It’s the ace of diamonds.

If Val couldn’t name the card knowing only its value, then it must be an ace, a queen, a 5, or a 4, as these are the only values that appear more than once.

If Colin knew that Val couldn’t name it, it must be red, as all the red cards have values (A, Q, 5, 4) that appear more than once.

When Val understands that the card must be red, she can exclude from her list of possibilities the queen, the 5, and the 4, as each of those cards appears in a black suit.

That leaves only the ace of diamonds.

Adapted from Julian Havil’s *Impossible?*, 2008.

UPDATE: Wait, this is cooked. Havil gives the problem but not the solution, and my solution above isn’t valid. Thanks, Ben and Andrew, for pointing it out. If anyone can find a valid solution, let me know and I’ll post it here. I don’t think one is possible.

FWIW, this is based on a more famous “impossible puzzle,” which is soluble but spectacularly hard.

UPDATE 2: In Canada or England, does the word “colour” mean “suit”? If so, the problem is soluble. It seems to have appeared originally on page 14 of a paper [PDF] by University of Victoria philosopher Audrey Yap. The first two steps above are right — Val can deduce that the card is red and must be A, Q, 5, or 4. The fact that she’s able to say “I know the card now” at this point means it can’t be an ace (because that value appears in both red suits). And the fact that Colin can then say “I know it too” means that it must be the five of diamonds. So, from the top:

Val says, “I don’t know what the card is.” (She knows it’s a 5, but there are two 5s.)

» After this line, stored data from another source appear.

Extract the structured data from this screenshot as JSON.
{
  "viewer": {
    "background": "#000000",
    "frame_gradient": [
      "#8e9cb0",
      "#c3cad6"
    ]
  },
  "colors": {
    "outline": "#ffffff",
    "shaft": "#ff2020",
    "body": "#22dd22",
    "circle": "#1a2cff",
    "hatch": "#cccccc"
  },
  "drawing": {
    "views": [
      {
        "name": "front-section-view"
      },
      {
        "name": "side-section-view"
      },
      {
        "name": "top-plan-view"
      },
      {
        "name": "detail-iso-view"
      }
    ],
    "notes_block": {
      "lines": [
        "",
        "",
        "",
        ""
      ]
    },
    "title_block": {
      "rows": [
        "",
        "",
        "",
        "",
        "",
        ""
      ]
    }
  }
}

Colin says, “I knew that you didn’t know.” (He knows it’s a diamond, and thus an A or 5; but as each of these values appears more than once in the deck, he knows that Val won’t have enough information yet to identify the suit.)

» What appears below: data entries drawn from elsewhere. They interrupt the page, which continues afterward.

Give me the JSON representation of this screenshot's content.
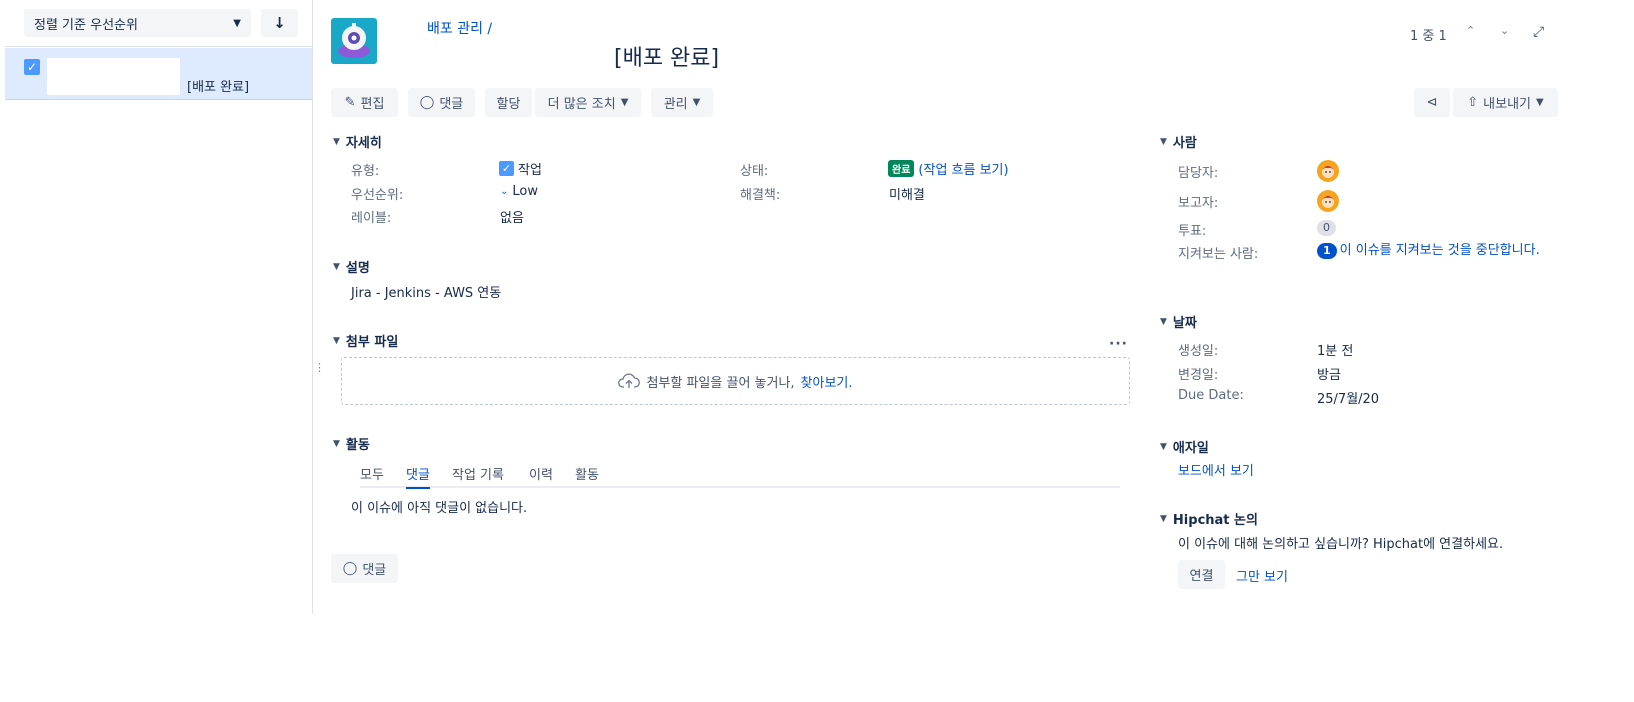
{
  "sidebar": {
    "sort_label": "정렬 기준 우선순위",
    "sort_direction_icon": "arrow-down-icon",
    "issues": [
      {
        "summary": "[배포 완료]",
        "checked": true
      }
    ]
  },
  "header": {
    "breadcrumb": "배포 관리 /",
    "title": "[배포 완료]",
    "pager": "1 중 1"
  },
  "toolbar": {
    "edit": "편집",
    "comment": "댓글",
    "assign": "할당",
    "more": "더 많은 조치",
    "admin": "관리",
    "export": "내보내기"
  },
  "details": {
    "heading": "자세히",
    "type_label": "유형:",
    "type_value": "작업",
    "priority_label": "우선순위:",
    "priority_value": "Low",
    "labels_label": "레이블:",
    "labels_value": "없음",
    "status_label": "상태:",
    "status_value": "완료",
    "workflow_link": "(작업 흐름 보기)",
    "resolution_label": "해결책:",
    "resolution_value": "미해결"
  },
  "description": {
    "heading": "설명",
    "text": "Jira - Jenkins - AWS 연동"
  },
  "attachments": {
    "heading": "첨부 파일",
    "drop_text": "첨부할 파일을 끌어 놓거나,",
    "browse_link": "찾아보기."
  },
  "activity": {
    "heading": "활동",
    "tabs": [
      "모두",
      "댓글",
      "작업 기록",
      "이력",
      "활동"
    ],
    "active_tab": "댓글",
    "empty_text": "이 이슈에 아직 댓글이 없습니다.",
    "comment_button": "댓글"
  },
  "people": {
    "heading": "사람",
    "assignee_label": "담당자:",
    "reporter_label": "보고자:",
    "votes_label": "투표:",
    "votes_count": "0",
    "watchers_label": "지켜보는 사람:",
    "watchers_count": "1",
    "stop_watching": "이 이슈를 지켜보는 것을 중단합니다."
  },
  "dates": {
    "heading": "날짜",
    "created_label": "생성일:",
    "created_value": "1분 전",
    "updated_label": "변경일:",
    "updated_value": "방금",
    "due_label": "Due Date:",
    "due_value": "25/7월/20"
  },
  "agile": {
    "heading": "애자일",
    "board_link": "보드에서 보기"
  },
  "hipchat": {
    "heading": "Hipchat 논의",
    "text": "이 이슈에 대해 논의하고 싶습니까? Hipchat에 연결하세요.",
    "connect": "연결",
    "dismiss": "그만 보기"
  },
  "colors": {
    "accent": "#0052cc",
    "done": "#00875a",
    "selected_row": "#deebff",
    "project_avatar": "#1aa8c8"
  }
}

Val says, “I know the card now.” (Colin’s remark has just told her that the card is red, because all the red cards in this deck have values that appear in multiple suits. And the only red 5 is 5♦.)

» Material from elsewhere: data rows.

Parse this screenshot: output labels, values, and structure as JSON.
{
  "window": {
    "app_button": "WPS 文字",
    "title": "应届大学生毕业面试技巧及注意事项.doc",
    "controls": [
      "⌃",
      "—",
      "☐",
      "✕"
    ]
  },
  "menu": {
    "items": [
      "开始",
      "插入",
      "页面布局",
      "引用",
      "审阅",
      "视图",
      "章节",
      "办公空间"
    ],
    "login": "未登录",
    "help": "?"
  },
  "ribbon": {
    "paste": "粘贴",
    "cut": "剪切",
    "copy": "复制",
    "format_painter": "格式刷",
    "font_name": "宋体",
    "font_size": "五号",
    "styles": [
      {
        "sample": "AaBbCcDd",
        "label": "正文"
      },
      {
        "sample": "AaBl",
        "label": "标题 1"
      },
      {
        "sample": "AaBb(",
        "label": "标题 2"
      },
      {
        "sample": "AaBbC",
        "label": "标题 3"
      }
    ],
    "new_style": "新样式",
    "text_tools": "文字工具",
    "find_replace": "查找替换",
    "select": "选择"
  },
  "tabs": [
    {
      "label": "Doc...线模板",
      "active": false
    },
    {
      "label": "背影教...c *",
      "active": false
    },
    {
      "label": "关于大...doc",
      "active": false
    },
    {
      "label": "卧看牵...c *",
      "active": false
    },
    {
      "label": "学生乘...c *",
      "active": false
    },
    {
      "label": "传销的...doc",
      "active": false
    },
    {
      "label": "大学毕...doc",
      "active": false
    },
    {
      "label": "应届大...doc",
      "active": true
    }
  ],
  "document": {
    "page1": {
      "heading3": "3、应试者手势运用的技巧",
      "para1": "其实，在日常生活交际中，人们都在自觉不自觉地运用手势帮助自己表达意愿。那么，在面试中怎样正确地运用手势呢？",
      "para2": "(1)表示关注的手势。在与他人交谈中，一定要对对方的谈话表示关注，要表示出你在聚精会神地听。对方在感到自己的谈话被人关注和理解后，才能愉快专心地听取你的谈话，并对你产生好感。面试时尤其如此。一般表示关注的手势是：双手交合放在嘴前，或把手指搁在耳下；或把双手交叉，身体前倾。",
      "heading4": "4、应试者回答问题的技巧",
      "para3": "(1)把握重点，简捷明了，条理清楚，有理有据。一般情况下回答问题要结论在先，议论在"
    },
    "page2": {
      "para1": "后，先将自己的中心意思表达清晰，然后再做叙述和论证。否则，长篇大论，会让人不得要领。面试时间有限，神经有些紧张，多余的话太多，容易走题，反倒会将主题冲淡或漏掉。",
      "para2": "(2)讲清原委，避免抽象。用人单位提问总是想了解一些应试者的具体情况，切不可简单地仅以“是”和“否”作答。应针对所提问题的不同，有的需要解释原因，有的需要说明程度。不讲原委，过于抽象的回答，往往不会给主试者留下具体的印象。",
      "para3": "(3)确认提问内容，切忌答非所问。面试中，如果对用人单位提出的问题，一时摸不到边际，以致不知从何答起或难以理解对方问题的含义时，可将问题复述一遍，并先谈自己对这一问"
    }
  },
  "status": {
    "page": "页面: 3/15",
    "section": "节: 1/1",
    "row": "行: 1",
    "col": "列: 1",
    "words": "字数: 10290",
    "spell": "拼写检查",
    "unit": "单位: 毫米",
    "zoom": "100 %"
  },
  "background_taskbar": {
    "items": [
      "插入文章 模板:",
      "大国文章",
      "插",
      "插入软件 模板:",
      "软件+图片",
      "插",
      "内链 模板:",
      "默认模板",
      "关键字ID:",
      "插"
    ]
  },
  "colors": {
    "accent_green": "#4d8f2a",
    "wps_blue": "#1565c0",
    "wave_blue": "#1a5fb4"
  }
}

Colin says, “I know it too.” (He knows that Val was looking for an A or a 5, and that learning the card’s color was helpful. Thus she can’t have been looking for an A, as both aces are red. That leaves 5♦.)

So, if “colour” means “suit,” the answer is 5♦. If “colour” means “color,” then I still think it’s insoluble. Thanks to the many smart people who wrote in about this, especially Helge.